0387) O dia de Joyce (16.6.2004)




(foto de James Joyce, por Man Ray)

O dia 16 de junho é conhecido no mundo inteiro como o “Bloomsday” (ver “O Bloomsday”, 15.6.2003). É o dia, na vida de Leopold Bloom, em que transcorre toda a ação do romance Ulisses de James Joyce, e foi escolhido pelo escritor por ser o dia do seu primeiro encontro amoroso com Nora Barnacle, que viria a ser sua esposa. 

É comemorado no mundo inteiro, e este ano terá celebrações especiais por seu centenário, pois o encontro original entre Joyce e Nora foi em 1904.

James Joyce é um dos grandes equívocos do mundo da literatura, mesmo tendo sido um escritor de gênio. Não uso o termo “gênio” para dizer que ele era mais inteligente ou que escrevia melhor do que os demais, mas no sentido de que era um desses caras que parecem possessos, parecem possuídos por um espírito, por um gênio ou “djinn” oriental, por um orixá das letras. 

O gênio literário não é apenas o cara que escreve bem. É o que que sacrifica tudo – bem-estar, amor, família, dinheiro, saúde física, sanidade mental – para criar uma obra literária. O gênio, em geral, é aquele cara cuja obra gostaríamos de ter escrito, mas cuja vida não ousaríamos jamais viver.

Por que Joyce é um equívoco? Por muitas razões. 

Uma é a de se insistir nele como um modelo literário, um escritor a ser imitado, um sujeito que reinventou o romance e cujas descobertas precisam ser aprofundadas. Não é nada disso. Joyce foi um sujeito que afastou-se da avenida principal da literatura e abriu por conta própria um beco sem saída. Seu mérito foi criar um caminho só seu. Algumas de suas descobertas literárias podem ser usadas, com moderação. Usá-las em demasia resulta em pastiche, pelo caráter absolutamente pessoal que elas têm. 

A obra de Joyce é um retrato do microcosmo histórico, social e cultural de James Joyce, a um nível de profundidade como poucas vezes um escritor conseguiu. Tentar fazer o que ele fêz, do modo como o fêz, é não entender o espírito do seu gesto libertário. É desperdiçar o heroísmo suicida de seu exemplo: “seja você mesmo, até as últimas consequências”. Seja você. Não seja “James Joyce”.

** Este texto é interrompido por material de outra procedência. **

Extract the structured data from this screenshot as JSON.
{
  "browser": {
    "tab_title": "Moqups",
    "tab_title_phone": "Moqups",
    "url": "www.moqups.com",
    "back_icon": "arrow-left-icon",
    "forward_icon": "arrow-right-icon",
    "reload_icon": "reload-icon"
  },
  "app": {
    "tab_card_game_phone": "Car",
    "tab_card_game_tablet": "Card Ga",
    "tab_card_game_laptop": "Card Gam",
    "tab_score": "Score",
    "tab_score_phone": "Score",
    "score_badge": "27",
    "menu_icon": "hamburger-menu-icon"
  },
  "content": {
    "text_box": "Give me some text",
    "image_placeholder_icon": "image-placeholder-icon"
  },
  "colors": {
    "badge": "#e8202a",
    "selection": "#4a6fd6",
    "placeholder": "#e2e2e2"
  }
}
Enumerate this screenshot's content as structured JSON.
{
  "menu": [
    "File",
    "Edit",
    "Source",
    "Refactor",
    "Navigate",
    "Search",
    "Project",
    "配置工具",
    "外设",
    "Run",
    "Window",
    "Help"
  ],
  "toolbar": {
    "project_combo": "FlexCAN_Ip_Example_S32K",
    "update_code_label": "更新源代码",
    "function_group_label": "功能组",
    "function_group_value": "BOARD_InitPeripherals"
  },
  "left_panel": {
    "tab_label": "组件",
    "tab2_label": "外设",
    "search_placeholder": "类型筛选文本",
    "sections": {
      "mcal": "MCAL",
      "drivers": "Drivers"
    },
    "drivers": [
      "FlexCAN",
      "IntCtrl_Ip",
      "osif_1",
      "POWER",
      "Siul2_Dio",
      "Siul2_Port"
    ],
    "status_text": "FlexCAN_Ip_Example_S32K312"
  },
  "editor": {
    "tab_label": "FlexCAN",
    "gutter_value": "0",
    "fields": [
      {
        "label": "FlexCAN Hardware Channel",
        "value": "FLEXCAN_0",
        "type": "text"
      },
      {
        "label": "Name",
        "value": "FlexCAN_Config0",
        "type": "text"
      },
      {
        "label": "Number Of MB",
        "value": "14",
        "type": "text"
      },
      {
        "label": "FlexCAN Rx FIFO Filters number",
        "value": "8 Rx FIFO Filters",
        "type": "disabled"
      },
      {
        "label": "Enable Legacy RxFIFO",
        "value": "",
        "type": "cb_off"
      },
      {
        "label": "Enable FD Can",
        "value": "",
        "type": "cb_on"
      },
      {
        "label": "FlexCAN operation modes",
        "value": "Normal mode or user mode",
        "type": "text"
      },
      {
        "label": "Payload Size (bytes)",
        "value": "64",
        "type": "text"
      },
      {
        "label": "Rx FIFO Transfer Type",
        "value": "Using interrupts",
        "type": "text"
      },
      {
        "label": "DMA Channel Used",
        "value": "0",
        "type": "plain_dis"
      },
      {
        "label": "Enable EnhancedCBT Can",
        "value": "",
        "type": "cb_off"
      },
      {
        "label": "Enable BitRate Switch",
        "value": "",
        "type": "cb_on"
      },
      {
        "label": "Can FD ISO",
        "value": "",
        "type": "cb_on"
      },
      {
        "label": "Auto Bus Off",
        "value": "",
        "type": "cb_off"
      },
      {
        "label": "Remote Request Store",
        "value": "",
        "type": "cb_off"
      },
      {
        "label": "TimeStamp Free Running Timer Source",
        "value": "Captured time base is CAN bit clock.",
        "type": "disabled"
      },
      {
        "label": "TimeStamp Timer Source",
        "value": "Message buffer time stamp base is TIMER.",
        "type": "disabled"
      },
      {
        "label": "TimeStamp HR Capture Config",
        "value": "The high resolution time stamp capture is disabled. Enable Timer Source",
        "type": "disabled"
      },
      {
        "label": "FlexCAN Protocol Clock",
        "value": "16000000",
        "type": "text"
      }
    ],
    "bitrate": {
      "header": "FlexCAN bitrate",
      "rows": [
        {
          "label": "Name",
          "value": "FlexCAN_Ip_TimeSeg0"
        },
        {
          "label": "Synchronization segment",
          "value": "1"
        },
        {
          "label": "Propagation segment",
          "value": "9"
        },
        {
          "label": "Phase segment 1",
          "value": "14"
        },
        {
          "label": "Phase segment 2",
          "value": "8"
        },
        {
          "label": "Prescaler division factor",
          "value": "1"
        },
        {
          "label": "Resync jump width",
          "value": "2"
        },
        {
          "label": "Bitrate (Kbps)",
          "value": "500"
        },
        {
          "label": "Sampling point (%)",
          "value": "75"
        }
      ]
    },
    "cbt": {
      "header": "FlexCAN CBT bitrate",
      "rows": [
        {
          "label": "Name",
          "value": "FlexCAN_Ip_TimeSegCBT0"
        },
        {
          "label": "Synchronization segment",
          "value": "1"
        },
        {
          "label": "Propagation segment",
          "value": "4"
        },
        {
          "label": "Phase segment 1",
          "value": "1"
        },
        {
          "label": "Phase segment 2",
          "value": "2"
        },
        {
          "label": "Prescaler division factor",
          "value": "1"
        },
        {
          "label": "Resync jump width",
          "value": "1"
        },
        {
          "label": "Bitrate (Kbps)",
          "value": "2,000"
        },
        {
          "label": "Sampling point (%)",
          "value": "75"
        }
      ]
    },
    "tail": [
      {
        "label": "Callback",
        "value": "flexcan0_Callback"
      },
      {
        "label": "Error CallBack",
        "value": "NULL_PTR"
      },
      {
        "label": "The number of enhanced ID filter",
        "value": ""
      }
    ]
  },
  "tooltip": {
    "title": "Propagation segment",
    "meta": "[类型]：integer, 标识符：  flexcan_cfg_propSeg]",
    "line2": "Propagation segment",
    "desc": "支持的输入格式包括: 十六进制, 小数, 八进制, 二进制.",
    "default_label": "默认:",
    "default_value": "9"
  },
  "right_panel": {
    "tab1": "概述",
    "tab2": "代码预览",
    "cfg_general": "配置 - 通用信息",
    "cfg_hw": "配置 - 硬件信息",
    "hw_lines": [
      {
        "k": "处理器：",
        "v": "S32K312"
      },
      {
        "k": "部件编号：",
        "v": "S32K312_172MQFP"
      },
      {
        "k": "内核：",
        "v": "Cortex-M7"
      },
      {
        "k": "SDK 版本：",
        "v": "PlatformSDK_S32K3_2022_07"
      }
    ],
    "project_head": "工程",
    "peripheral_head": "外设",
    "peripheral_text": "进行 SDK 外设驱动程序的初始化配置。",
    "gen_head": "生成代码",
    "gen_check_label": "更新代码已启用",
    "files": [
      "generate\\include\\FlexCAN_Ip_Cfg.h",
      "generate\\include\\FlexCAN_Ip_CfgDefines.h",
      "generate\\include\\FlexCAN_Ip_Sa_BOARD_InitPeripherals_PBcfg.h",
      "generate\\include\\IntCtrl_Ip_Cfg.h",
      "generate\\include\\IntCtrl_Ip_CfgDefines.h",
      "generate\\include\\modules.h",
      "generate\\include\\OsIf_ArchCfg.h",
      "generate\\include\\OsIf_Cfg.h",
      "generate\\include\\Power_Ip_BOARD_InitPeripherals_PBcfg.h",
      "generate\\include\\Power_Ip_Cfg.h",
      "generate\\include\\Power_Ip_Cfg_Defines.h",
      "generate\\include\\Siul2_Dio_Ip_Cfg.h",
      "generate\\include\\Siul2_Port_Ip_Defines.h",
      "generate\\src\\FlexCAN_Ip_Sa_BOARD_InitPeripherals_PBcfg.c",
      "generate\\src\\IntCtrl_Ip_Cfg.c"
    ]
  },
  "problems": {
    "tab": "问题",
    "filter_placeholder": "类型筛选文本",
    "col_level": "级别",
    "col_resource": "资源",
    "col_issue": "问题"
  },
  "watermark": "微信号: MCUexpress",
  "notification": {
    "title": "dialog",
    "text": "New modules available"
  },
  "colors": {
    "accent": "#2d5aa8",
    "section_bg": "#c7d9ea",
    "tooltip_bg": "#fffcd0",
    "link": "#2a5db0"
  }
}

O culto a Joyce é hoje quase uma religião literária. A editora Naxos Audiobooks acaba de lançar o Ulisses numa caixa com 22 CDs, lidos por Jim Norton e Marcella Riordan, com fotos e estudos. (O preço, para quem se dispuser, é de 149 dólares). 

Na esteira desta fama, surge outro equívoco: o marginal transformado em monstro sagrado; o rebelde erigido em modelo; o destruidor-de-regras que passa a servir de manual-de-instruções. 

Por outro lado, o excesso de interpretações eruditas de sua obra dá a impressão de ser ela uma arca-de-noé de erudição, quando é uma das obras mais intuitivas, menos cerebrais da literatura. Para visualizar quem foi Joyce, leiam os contos de Dublinenses e o romance Retrato do artista quando jovem. A leitura de Ulisses ou Finnegans Wake é um caminho-de-São-Tiago literário. Só vá se achar que a perna agüenta.




0386) Amigo é pressas coisas (15.6.2004)





(A Gang Selvagem com Sundance Kid (primeiro sentado, à esquerda) e Butch Cassidy (último sentado, à direita).



Dias atrás cometi uma blasfêmia, falando mal da Liberdade (“O fantasma da liberdade”, 27 de abril). Hoje, atacarei outra vaca sagrada: a Amizade. Tenho dezenas de amigos, gosto muito de todos, e espero não ofender nenhum deles ao afirmar que um dos maiores males do Brasil é a amizade. Este é um dos valores morais sobre os quais se alicerça a nossa cultura e esta maneira de ser que tanto encanta os estrangeiros, mas onde se apóia também toda a rede de corrupções, trambiques, maracutaias, negociatas, golpes, e todas as “tenebrosas transações” de que falava o poeta.

Vejam nos jornais, na TV. Está tudo lá, nos depoimentos, nos telefonemas grampeados, nos bilhetinhos, nos papos a meia-voz registrados pelas microcâmeras ocultas. “Aos amigos, tudo” – é o lema que impera nos corredores do Poder público e privado. 

Se aos políticos é vedada a nomeação de parentes para cargos públicos, este conceito deveria, talvez, ser ampliado para incluir também os amigos. Afinal, muitas vezes um político deixa de lado um irmão antipático ou um primo pouco confiável, e prefere instalar no ponto-chave da máquina estatal aquele companheirão dos velhos tempos, cuja amizade é à prova de fogo. 

(Se bem que nunca se sabe. Assim como se diz que a fidelidade feminina é solúvel no álcool, muitas lealdades masculinas não resistem ao peso dos zeros e dos cifrões.)

Os “vampiros” da Máfia do Sangue só fazem o que fazem porque estão cercados de amigos. Amigos às vezes honestos e bem intencionados, e são essas boas intenções que os perdem. “Ih, rapaz, o Lalau desta vez extrapolou... Mas não vou abandonar um amigo numa hora como essa! Vou destruir as provas e jurar na Bíblia que não sei de nada.”

Num ensaio de 1946 (“Nosso pobre individualismo”, em Outras inquisições), Jorge Luís Borges comenta o abismo ético existente entre a moral anglo-saxônica proposta pelo cinema americano e a ética do compadrismo cultivada pelos argentinos. Diz ele que o argentino só acredita em relações pessoais. Como o Estado é uma entidade abstrata, ele não crê em sua existência, e não acha que seja um crime roubar dinheiro público. E exemplifica: 

“Os filmes elaborados em Hollywood propõem repetidamente à nossa admiração o caso de um homem (geralmente um jornalista) que conquista a amizade de um criminoso para entregá-lo depois à Polícia. O argentino, para quem a amizade é uma paixão e a Polícia uma máfia, sente que este herói é um incompreensível canalha.”


Este exemplo cristalino comprova minha tese sobre a brasilidade dos argentinos, ou a nossa própria argentinidade. Achamo-nos devedores de favores e lealdade aos nossos amigos, não a essa abstração chamada Brasil. Nosso “contrato social” é no interior de um clã. De uma família ampliada; de uma tribo; de um clube de pessoas unidas por projetos coletivos de ascensão social e de desfrute das boas coisas da vida. O navio é este convés onde tomamos drinques ao sol; o resto pode afundar, tamos nem aí.